Iron Man, Sports Night and Indiana Jones, an Unlikely Combination
By Bert Ehrmann
October 03, 2008
I’ve been a big fan of writer Aaron Sorkin for some time now with movies like Charlie Wilson’s War and TV series like The West Wing and Studio 60 on the Sunset Strip. But what first got me interested in Sorkin’s work was his first TV series Sports Night (’98-’00).
Sports Night focuses on a fictional news program of the same name covering sports on the Continental Sports Channel much like the real SportsCenter does on ESPN. Sports Night dealt with the behind the scenes happenings of producing the fictional Sports Night as well as interpersonal relationships from those working on the show. Sports Night was certainly a precursor to the “fast paced, camera always moving” style series like the The West Wing is known for and is one heck of a good show to boot.
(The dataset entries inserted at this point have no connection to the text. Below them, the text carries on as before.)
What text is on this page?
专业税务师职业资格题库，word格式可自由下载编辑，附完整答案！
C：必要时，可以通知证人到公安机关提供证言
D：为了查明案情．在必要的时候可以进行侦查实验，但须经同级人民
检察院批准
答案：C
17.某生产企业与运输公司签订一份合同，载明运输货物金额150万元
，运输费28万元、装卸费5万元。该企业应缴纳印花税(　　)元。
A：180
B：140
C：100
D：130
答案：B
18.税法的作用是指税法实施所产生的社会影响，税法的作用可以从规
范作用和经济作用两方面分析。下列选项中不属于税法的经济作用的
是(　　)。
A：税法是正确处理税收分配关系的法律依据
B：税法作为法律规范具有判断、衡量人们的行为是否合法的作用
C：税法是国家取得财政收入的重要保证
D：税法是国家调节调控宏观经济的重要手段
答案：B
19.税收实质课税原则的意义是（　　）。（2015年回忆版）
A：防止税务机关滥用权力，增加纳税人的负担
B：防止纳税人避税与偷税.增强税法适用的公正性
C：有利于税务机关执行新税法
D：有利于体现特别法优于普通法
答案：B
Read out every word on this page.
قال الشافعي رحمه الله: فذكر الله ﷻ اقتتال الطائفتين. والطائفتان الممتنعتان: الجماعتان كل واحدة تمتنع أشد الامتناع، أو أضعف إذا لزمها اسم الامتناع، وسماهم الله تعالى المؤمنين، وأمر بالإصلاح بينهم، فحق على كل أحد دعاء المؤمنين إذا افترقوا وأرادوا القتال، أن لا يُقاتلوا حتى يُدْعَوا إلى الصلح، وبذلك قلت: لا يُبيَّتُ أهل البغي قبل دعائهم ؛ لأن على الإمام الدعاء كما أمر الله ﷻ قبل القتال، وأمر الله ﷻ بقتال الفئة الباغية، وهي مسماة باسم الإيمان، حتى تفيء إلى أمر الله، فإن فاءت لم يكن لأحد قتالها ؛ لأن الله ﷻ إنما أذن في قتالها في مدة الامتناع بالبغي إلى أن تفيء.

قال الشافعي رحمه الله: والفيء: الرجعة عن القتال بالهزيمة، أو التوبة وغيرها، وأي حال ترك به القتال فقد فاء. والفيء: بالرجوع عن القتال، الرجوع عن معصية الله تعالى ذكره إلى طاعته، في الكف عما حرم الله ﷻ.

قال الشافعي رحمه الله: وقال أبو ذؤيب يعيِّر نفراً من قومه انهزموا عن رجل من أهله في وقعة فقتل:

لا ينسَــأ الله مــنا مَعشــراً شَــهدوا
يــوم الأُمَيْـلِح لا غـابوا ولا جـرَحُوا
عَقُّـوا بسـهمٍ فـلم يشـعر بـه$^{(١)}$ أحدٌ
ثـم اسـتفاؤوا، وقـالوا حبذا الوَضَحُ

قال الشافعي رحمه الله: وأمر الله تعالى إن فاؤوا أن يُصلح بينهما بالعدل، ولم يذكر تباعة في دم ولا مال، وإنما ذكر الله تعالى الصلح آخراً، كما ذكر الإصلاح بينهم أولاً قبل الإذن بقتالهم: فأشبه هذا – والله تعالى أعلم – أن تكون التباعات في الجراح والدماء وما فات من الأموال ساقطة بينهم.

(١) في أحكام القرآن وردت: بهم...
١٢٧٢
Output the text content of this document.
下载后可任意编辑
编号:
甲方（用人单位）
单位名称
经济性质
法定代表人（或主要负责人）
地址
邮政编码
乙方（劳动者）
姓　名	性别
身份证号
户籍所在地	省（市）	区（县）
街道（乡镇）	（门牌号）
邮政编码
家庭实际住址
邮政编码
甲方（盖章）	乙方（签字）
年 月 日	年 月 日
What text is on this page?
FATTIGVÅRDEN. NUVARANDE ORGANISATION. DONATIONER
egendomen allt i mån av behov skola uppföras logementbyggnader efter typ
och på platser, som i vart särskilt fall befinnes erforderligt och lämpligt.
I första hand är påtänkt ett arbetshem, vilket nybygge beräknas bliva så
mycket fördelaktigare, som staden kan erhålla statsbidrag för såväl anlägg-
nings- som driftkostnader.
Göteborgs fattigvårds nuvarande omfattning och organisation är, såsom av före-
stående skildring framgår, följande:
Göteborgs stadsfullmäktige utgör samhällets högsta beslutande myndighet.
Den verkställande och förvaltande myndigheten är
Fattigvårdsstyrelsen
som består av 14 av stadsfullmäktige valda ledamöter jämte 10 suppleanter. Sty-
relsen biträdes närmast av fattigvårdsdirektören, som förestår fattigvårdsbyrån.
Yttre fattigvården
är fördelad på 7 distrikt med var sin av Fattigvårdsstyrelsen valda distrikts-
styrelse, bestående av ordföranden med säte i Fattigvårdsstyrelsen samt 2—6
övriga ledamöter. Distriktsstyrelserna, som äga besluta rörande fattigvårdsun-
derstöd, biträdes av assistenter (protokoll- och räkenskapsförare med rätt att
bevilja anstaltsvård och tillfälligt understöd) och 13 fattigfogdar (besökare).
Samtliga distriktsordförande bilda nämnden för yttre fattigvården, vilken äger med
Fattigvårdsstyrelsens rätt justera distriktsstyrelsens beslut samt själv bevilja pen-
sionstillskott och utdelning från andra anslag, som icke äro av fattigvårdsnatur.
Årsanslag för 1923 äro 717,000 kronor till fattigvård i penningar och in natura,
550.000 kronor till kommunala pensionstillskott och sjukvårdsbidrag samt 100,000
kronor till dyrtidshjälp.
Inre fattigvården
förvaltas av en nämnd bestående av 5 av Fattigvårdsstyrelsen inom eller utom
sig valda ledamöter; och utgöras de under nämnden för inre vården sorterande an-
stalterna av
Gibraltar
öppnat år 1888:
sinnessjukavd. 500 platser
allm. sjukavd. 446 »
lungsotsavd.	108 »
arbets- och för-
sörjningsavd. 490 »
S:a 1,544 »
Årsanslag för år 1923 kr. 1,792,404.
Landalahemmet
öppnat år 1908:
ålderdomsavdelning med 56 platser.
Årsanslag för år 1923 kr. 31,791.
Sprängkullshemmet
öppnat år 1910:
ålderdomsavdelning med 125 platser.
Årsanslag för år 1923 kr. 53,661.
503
Now, several years after a disappointing bare bones DVD set was released for the series, comes Sports Night: The Complete Series 10th Anniversary Edition. This DVD set contains loads of extras including commentaries and documentaries focusing on the series. The eight-disk set, out now, contains all 55 episodes of the series and retails for around $70, which comes out to around $1.30 per episode – cheaper than iTunes!
Also out is (what I’m guessing at least) the first release for the movie Iron Man on DVD and Blue-ray. In Iron Man, industrialist Tony Stark (Robert Downey Jr.) finds a conscience after years of producing and selling weapons to the military and learning that some of these weapons are ending up in the wrong hands.
I don’t usually comment on the visual effects (VFX) of a movie. But in my opinion, the VFX of Iron Man was top notch. At times it was so good I could swear the filmmakers had spent billions developing a real suit of Iron Man armor that could fly supersonic, dodge missiles and do battle with the evil massive Iron Monger.
Let’s put it this way. When I was a kid and imagined what a real life Iron Man would look, act and move like, what I imagined is essentially what ended up in the movie Iron Man.
There are at least three different versions of the Iron Man DVD available along with a Blue-ray edition and digital downloads via Amazon and iTunes.
A lot of people really were critical of Indiana Jones and the Kingdom of the Crystal Skull (Indy 4) when it was released in theaters last May, not liking its sci fi elements or the addition of Shia LaBeouf as Indy side kick “Mutt” Williams. But, to be honest, I actually kind’a dug Indy 4.
Let’s put it this way, if you can accept in Raiders of the Lost Ark that Indy can hold onto a German sub as it sails hundreds of miles in the open sea from Africa to some Nazi stronghold island or in Temple of Doom that he, Short Round and Willie can jump out of a crashing airplane with only an inflatable raft between them and the ground – and can somehow survive the fall – then you’ll probably also be able to accept the events of Indy 4 as well.
Nearly 20 years in the making, in Indy 4, Jones (Harrison Ford) and "Mutt” race the Russians from the U.S. to Central America in order to find Professor Oxley (John Hurt) who may have made an incredible discovery in the field of archeology involving a mystical and almost magical crystal skull. Jones and Mutt want to rescue Oxley and find out the true nature of the skull while the Russians, lead by Irina Spalko (Cate Blanchett), believe the skull can be used as a weapon against the U.S. in the Cold War.
Now, I’m not arguing that Indy 4 is going to win any Academy Awards next year, but I think it’s a fun “ride” movie that can be enjoyed by almost anyone. Indiana Jones and the Kingdom of the Crystal Skull is out on DVD and Blue-ray October 14.